The Mitsubishi Outlander Plug-In Hybrid won't go on sale in the U.S. until later this year, but it's been available in Europe and Japan for some time now.
In those markets, it's actually been quite successful since launching in Japan back in January 2013.
Through March, the Mitsubishi had sold 101,900 Outlander Plug-In Hybrid crossovers globally.
That makes the Outlander only the fourth plug-in electric car to breach the 100,000-unit barrier, according to HybridCars.
This puts the Outlander behind only the Nissan Leaf, the Tesla Model S, and the Chevrolet Volt in global sales. (The Volt total includes cars sold as the Holden Volt and Opel/Vauxhall Ampera in some markets.)
Mitsubishi accomplished this without offering the Outlander Plug-In Hybrid in the U.S., which until last year was the world's largest market for plug-in electric cars.
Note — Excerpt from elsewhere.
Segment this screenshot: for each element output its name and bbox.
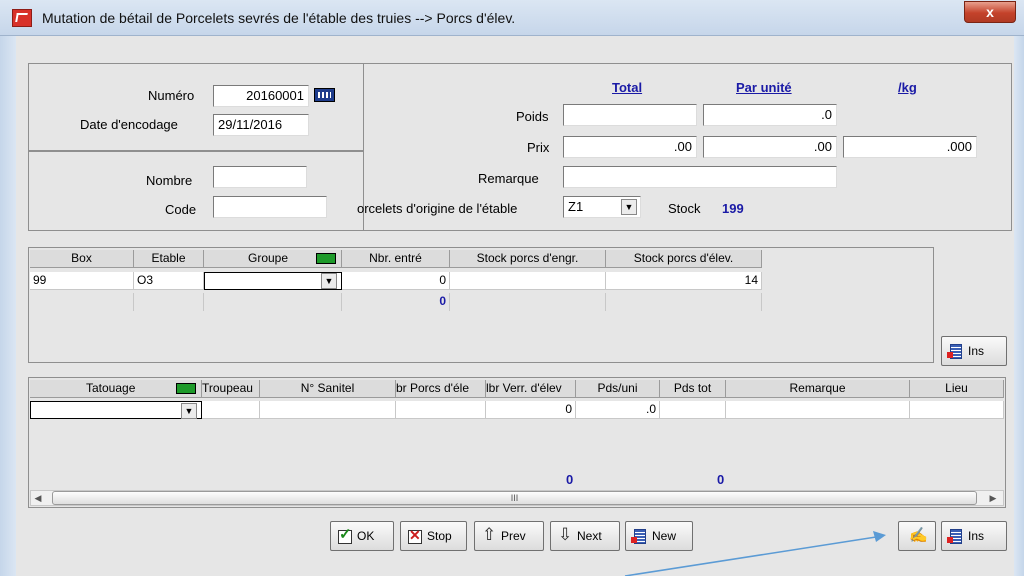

In the markets where it is available, the Outlander has proved exceedingly popular.
For the first two months of this year, it was the bestselling plug-in hybrid in Europe, beating entries from several German makers in the process.
Europe is the biggest market for the plug-in hybrid, accounting for 66,000 sales so far.
Japan accounted for 33,741 sales, followed by several smaller markets.
Part of the Outlander's success may be due to the fact that it's been the only plug-in hybrid utility vehicle available for the most part.
Audi, BMW, Mercedes-Benz, Porsche, and Volvo now sell or plan to sell plug-in hybrid SUVs of their own, but all are significantly more expensive than the Mitsubishi.
Now the Japanese carmaker seems to be inching closer to a U.S. launch of the Outlander Plug-In Hybrid after multiple delays.
It's expected to go on sale here in November as a 2017 model, but many details still need to be finalized.
Mitsubishi unveiled a cosmetically-correct U.S.-market prototype at the 2016 New York Auto Show in March.
However, officials said U.S. specs were still being finalized, including possible changes to the battery pack.